Puis nous avons déménagé dans le Tennessee l’été précédant mon entrée en quatrième année, et tout d’un coup, les choses étaient très, très différentes. C’était la première fois que quelqu’un me demandait : « Qu’est-ce que tu es ? Tu es métisse ? » Et ce n’était certainement pas la dernière. En fait, il est devenu courant que des inconnus me demandent cela quelques instants après m’avoir rencontré, comme s’ils ne pouvaient pas aller plus loin dans notre interaction sans savoir exactement comment me catégoriser.
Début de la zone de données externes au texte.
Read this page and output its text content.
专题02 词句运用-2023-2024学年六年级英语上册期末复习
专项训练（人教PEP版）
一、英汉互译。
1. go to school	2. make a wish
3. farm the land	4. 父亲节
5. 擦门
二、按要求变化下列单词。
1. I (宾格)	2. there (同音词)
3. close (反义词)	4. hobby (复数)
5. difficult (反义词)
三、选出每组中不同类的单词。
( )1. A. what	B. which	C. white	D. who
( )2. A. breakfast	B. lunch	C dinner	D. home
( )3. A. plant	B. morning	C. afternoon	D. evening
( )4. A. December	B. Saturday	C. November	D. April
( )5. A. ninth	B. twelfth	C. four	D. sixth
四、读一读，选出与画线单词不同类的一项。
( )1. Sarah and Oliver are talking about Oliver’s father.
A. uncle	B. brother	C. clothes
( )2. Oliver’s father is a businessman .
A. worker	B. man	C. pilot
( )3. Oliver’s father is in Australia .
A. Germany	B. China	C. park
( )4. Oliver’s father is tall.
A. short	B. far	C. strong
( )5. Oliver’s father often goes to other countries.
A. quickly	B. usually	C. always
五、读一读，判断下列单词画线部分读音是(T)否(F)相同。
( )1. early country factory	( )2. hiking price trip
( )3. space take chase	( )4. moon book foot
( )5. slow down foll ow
Soon, j’ai appris que ce que les gens voulaient savoir, c’était d’où venaient mes parents. La première fois que cela s’est produit, j’ai été tellement décontenancé que je ne savais vraiment pas comment répondre. Je n’avais même jamais entendu le terme « mixte ». J’ai fini par comprendre que, pour eux, ce terme signifiait « mélangé avec du noir et du blanc ». Mais comme mes deux parents étaient dominicains, j’ai répondu simplement : « Non, je suis dominicaine. » Dans ma petite ville, à un comté de l’endroit où le KKK s’est formé, je ne suis pas certain que les gens auraient compris les nuances entre race et nationalité.
Alors que nous nous sommes installés dans notre nouvelle vie dans cette étrange petite ville, ma famille a constamment partagé des histoires sur les gens de la ville qui pensaient que nous étions mexicains, ou indiens, ou honduriens, ou un certain nombre d’autres choses. Mais la supposition la plus ridicule – du moins pour mes parents – était que nous étions noirs. Nous sommes dominicains, pas noirs !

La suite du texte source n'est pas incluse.